Total revenue for the quarter was a mixed picture on the surface. While NII showed impressive gains, total revenue was impacted by a 7% sequential decrease in noninterest income to $582 million. However, investors appeared to focus on the core profitability driver and the optimistic forward-looking statements from management.
Beyond the headline numbers, Huntington's balance sheet showed continued expansion. Average total loans and leases grew by 8% from the prior quarter to $146.6 billion. The bank also maintained what its leadership termed "outstanding" credit quality, a key focus for investors analyzing bank stocks. The allowance for credit losses (ACL) increased to $2.7 billion, or 1.83% of total loans, a move that suggests prudent provisioning for potential future economic headwinds.
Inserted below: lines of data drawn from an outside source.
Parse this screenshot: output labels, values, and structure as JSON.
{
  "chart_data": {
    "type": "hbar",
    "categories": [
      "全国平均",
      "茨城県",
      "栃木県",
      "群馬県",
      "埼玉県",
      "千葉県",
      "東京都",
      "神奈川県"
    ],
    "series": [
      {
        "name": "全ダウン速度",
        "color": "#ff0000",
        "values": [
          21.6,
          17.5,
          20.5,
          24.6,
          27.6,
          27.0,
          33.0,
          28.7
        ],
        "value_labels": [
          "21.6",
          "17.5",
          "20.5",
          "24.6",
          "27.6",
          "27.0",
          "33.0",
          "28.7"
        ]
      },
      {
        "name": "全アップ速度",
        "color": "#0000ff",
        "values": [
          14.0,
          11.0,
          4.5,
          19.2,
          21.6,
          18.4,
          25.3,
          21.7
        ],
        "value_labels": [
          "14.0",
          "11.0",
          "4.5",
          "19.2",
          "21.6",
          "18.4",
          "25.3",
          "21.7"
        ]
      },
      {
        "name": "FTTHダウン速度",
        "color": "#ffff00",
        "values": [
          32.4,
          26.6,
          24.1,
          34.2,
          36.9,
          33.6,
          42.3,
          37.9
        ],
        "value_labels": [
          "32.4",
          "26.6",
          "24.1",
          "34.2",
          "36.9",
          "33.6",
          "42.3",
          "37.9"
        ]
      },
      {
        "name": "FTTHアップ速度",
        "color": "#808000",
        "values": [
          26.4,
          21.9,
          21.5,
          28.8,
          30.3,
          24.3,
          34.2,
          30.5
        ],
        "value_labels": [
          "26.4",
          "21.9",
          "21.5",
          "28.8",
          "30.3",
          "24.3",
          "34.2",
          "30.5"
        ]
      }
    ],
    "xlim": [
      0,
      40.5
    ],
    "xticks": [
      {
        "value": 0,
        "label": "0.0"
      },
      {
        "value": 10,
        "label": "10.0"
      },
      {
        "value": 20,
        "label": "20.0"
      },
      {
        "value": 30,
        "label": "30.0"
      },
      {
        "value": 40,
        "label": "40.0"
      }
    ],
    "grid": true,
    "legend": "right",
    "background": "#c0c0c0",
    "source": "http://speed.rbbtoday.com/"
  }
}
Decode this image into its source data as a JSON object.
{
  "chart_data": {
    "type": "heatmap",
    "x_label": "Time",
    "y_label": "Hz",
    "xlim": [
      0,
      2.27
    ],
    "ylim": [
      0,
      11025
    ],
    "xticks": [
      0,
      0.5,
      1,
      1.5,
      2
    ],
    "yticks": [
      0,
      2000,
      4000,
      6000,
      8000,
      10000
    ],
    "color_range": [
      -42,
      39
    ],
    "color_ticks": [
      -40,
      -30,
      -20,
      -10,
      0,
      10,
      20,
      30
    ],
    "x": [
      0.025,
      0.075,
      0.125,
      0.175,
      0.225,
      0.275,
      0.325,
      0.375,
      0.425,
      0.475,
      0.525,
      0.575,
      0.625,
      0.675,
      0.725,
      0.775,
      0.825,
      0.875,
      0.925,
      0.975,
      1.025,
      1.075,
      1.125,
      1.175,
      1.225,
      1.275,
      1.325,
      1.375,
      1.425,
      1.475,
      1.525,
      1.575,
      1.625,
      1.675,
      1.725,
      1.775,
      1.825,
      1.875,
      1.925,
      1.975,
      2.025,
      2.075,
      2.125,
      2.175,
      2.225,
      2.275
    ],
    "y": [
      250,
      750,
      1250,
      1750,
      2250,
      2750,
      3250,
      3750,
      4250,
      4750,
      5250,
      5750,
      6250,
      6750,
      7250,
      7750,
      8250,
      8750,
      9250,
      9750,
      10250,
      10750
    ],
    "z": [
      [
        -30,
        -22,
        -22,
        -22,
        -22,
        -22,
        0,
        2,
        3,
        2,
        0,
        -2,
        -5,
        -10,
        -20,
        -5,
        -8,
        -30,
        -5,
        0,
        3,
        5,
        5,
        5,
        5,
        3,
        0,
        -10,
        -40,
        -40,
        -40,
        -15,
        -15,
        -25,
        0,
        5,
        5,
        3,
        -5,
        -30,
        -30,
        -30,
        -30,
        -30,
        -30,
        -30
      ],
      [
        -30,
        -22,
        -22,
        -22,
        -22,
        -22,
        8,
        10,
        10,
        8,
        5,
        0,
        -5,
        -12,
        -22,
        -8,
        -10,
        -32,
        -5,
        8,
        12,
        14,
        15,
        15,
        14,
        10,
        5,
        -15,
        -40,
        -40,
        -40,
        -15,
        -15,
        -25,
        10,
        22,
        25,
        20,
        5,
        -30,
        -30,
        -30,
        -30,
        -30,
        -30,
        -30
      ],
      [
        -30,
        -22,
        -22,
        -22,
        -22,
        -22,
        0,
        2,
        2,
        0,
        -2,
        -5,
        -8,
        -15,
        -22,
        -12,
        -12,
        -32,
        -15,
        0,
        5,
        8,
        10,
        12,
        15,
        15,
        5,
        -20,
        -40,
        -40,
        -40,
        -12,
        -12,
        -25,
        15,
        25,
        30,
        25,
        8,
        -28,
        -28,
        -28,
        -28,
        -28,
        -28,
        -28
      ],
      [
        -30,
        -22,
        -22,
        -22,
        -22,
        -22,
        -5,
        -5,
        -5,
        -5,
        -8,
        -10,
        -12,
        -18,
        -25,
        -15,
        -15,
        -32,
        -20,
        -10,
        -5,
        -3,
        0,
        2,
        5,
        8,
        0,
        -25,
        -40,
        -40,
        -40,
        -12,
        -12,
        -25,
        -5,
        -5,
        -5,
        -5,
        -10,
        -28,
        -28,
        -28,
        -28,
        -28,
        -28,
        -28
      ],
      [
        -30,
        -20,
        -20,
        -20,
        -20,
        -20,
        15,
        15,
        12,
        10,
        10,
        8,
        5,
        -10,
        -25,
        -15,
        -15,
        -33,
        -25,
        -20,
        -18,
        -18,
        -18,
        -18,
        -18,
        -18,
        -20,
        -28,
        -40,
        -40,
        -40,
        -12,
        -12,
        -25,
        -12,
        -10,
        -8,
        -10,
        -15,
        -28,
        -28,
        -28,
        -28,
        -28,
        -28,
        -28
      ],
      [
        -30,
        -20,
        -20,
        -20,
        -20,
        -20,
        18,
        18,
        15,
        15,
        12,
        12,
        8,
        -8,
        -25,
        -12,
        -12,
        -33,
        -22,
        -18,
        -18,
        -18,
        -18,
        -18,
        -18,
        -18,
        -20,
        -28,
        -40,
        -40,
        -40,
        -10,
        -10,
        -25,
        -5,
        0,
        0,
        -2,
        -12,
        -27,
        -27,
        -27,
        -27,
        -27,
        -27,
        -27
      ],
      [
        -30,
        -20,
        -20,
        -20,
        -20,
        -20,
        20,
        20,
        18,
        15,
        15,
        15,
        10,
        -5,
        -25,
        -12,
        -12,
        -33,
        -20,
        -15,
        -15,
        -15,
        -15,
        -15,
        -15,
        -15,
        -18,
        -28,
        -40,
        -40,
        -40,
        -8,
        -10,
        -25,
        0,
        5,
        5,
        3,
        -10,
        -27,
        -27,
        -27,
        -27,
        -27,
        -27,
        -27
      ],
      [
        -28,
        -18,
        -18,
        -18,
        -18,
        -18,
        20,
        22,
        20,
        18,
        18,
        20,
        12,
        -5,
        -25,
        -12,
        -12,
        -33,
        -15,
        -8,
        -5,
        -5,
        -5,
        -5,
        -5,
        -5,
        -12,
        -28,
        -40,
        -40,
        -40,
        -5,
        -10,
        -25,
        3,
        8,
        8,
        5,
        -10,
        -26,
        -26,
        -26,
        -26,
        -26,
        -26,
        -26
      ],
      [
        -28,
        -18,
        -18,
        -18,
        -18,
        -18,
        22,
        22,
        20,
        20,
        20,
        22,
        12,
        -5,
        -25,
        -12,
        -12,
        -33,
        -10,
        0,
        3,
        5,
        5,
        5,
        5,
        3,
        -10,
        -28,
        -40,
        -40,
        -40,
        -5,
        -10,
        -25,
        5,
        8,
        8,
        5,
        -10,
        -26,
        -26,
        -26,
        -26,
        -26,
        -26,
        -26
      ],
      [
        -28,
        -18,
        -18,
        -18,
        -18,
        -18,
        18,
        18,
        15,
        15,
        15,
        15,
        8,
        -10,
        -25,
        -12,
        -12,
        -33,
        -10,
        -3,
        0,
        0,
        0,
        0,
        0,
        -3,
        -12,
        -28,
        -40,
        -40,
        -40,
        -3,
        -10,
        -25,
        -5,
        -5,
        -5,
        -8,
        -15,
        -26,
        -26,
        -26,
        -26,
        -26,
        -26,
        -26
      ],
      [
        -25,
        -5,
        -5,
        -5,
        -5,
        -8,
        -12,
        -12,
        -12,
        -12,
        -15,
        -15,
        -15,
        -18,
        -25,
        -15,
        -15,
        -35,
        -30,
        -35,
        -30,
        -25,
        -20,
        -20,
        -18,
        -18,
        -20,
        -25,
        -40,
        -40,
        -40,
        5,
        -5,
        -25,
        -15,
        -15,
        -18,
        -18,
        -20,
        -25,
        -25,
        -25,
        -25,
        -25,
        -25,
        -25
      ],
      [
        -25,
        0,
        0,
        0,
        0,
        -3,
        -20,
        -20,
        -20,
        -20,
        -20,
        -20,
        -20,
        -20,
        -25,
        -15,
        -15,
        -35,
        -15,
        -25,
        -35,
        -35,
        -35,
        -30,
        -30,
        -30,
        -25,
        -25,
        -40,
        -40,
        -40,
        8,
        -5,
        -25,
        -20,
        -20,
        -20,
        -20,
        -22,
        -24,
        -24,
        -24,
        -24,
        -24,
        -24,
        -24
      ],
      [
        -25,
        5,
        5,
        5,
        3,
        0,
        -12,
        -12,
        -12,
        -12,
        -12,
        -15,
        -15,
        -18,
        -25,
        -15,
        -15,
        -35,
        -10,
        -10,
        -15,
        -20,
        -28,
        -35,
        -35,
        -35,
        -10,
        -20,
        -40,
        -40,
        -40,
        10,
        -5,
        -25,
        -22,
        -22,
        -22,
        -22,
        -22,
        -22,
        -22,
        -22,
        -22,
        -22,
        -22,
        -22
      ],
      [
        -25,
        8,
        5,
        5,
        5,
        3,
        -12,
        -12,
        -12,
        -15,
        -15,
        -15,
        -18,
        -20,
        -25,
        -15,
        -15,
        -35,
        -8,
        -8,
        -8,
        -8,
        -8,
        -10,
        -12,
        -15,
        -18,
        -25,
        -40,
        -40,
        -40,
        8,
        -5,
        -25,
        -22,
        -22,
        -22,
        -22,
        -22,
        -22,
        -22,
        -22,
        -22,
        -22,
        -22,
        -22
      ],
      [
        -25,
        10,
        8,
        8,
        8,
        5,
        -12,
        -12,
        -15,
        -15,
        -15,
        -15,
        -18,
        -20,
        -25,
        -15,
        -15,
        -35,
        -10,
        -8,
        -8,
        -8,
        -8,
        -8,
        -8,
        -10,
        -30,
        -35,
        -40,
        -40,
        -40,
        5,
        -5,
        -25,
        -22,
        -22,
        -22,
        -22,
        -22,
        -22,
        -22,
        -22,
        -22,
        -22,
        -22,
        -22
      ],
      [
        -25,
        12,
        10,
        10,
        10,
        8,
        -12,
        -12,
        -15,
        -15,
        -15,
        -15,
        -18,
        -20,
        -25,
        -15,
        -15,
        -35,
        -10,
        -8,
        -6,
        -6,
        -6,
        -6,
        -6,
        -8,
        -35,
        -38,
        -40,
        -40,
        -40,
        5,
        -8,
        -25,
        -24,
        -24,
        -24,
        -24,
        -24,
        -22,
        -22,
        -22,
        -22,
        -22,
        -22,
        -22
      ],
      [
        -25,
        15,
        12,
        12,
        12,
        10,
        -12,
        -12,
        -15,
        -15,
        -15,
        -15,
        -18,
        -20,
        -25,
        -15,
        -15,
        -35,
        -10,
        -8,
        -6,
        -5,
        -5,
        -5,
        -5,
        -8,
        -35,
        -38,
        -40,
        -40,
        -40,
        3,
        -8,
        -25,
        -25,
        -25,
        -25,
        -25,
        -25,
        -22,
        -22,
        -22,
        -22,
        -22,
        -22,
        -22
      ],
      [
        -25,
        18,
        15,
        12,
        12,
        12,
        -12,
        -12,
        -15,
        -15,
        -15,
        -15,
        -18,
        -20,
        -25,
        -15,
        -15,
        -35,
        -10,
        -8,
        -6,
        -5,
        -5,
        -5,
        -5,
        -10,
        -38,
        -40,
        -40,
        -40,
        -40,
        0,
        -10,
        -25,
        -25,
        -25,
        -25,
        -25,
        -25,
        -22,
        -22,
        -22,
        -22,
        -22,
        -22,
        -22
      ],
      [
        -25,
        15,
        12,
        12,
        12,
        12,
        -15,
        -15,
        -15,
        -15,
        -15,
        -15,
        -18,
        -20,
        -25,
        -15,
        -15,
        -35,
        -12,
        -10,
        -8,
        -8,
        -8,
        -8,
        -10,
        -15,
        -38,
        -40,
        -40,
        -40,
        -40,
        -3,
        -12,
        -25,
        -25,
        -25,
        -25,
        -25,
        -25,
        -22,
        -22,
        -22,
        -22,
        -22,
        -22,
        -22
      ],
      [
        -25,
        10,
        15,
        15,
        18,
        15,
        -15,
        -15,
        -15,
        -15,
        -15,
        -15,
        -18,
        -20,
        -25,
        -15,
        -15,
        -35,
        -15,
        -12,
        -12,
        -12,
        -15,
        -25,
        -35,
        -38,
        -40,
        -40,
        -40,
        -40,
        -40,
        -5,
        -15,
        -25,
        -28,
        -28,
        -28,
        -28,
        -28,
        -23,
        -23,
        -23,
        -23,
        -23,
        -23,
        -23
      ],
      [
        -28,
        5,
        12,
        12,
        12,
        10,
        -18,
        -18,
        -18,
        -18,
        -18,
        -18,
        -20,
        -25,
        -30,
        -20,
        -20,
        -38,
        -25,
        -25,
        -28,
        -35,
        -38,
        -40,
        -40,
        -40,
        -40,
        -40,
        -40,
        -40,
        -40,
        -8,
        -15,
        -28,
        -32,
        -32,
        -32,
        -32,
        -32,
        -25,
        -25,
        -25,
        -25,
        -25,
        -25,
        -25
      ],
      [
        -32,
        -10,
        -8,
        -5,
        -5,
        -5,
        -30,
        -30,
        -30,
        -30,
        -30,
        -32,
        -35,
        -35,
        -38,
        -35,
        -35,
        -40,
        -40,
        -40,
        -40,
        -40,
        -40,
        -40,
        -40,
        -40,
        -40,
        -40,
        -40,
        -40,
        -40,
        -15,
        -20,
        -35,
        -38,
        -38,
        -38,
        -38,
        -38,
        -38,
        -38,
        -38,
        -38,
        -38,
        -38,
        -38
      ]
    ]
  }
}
Analysts had entered the earnings season with a largely positive view on Huntington. The company holds a "Buy" consensus rating, and recent price target upgrades from firms like Wolfe Research and Goldman Sachs ahead of the report already pointed to growing confidence. Pre-earnings analyst sentiment was bullish, with an average price target hovering between $19 and $20, a range the stock is now firmly approaching.
Steinour also highlighted the bank's strategic expansion into high-growth markets. "Our recent partnerships with Veritex and Cadence will springboard our growth across Texas and the South, and both integrations are proceeding smoothly," he noted, signaling a continued push to diversify Huntington's geographic footprint beyond its traditional Midwest stronghold.
Looking forward, the bank's leadership expressed confidence about its trajectory for 2026. "We entered the year with excellent momentum and our backlogs and pipeline are robust," Steinour concluded. "We are very well positioned to deliver exceptional profitability and long‑term value."
Investors will be watching closely to see if Huntington can maintain its NII growth and strong credit performance as the year progresses and as the Federal Reserve's interest rate policy continues to evolve. For now, the strong fourth-quarter finish has set a high bar and positioned Huntington as a standout performer in the regional banking sector.